By Andrew Frye
Nov. 7 (Bloomberg) -- Billionaire investor Warren Buffett’sBerkshire Hathaway Inc. said third-quarter profit tripled on gains in derivatives tied to stocks and bonds.
Net income surged to $3.24 billion, or $2,087 a share, from $1.06 billion, or $682, in the same period a year earlier, the Omaha, Nebraska-based company said yesterday in a regulatory filing. Operating earnings, which exclude some investments and derivative results, were $1,325 a share, beating the $1,267 average estimate of three analysts surveyed by Bloomberg.
Buffett, buoyed by six months of increased profit, targeted Burlington Northern Santa Fe Corp. this week for the largest takeover in his four decades as Berkshire’s chairman. The biggest two-quarter rally in the Standard & Poor’s 500 Index since 1975 lifted Berkshire’s stock portfolio, raised the value of derivative bets and boosted investments he made last year in companies including Goldman Sachs Group Inc.
“You’re seeing the kind of gains that are built into the portfolio decisions Warren has made,” said Tom Russo, a partner at Gardner Russo & Gardner, which holds Berkshire shares. The third quarter “is the ultimate recognition in the results of so many of the investments he made in the sharp market downturn.”
The jump in the price of stocks in the portfolio helped increase book value to $126.1 billion, a 10 percent advance since June 30. Buffett typically highlights book value, the measure of assets minus liabilities, in the first sentence of his annual letter to shareholders.
Derivatives Improve
Berkshire reported $1.73 billion in profit on derivatives, compared with a loss of $1.26 billion a year earlier. Contracts tied to stock markets gained $220 million, compared with an $880 million loss. Credit-default swap contracts, in which Berkshire protects clients from bond losses, posted a $1.44 billion profit compared with a loss of $342 million.
Buffett’s firm was required to post about $50 million in collateral to trading partners on derivatives as of Sept. 30, compared with $650 million three months earlier. The company said it may have to post as much as $1.1 billion more if its ratings are cut, “depending on the degree of the downgrade.” The filing wasn’t more specific.

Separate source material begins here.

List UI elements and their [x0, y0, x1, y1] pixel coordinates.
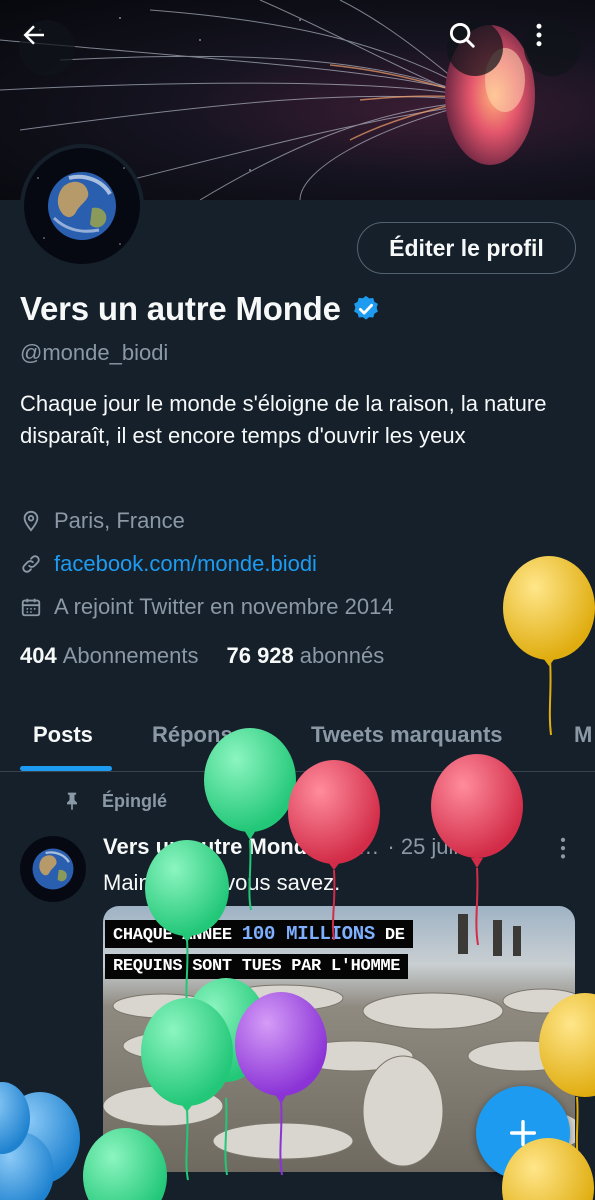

Standard & Poor’s and Fitch Ratings said this week they may cut Berkshire because of lower liquidity after the Burlington deal. Berkshire will curtail insurance sales to guard capital, the company said in the filing.
Berkshire, which owns National Indemnity Co., General Re Corp. and Geico Corp., said profit from underwriting insurance policies more than quadrupled to $363 million on lower catastrophe costs.
No Significant Losses
The reinsurance unit had “no significant catastrophe losses,” a year after $350 million in costs tied to Hurricanes Gustav and Ike, Berkshire said.
The stock portfolio at Berkshire’s insurance units was valued at $55.1 billion, a 20 percent increase from June 30. Buffett’s firm is the largest shareholder in American Express Co., whose stock rose 46 percent in the quarter; Wells Fargo & Co., which increased 16 percent; and Coca-Cola Co., which climbed 12 percent.
Buffett spent $2.23 billion on equities and $1.49 billion on fixed-maturity securities in the quarter. He sold $940 million in fixed maturity securities and $783 million of equity securities. The firm had $26.9 billion in cash as of Sept. 30, compared with about $24.5 billion on June 30.
Berkshire’s own shares rose 12 percent in the three months ended Sept. 30, the best quarterly performance since 2007. The stock rose $500, or 0.5 percent, to $102,400 in New York Stock Exchange composite trading yesterday. Results were posted after the close of regular trading.
NetJets Loss
The NetJets unit, which leases planes to corporate customers and individuals, posted a $183 million pretax loss on asset writedowns and other costs, Berkshire said. NetJets announced more than 750 job cuts after MidAmerican Energy Holdings Co. Chairman David Sokol replaced Richard Santulli, the CEO who sold the aviation firm to Buffett in 1998.
“Further downsizing costs will be incurred in the fourth quarter,” Berkshire said of NetJets in its filing. “NetJets is likely to operate at a modest profit in 2010.”
Buffett positioned Berkshire to weather the contraction in the U.S. economy by stockpiling $44 billion in cash. Starting in 2008, when corporate borrowing costs surged amid a credit crunch, he drew on that hoard to finance Goldman Sachs, General Electric Co., Swiss Reinsurance Co. and the Mars Inc. takeover of chewing-gum maker Wm. Wrigley Jr. Co.
Those deals boosted investment income 11 percent to $1.78 billion at its insurance and finance operations.
The economy returned to growth in the third quarter, and Buffett is taking on debt to buy Fort Worth, Texas-based Burlington in what he calls an “all-in wager” on the U.S.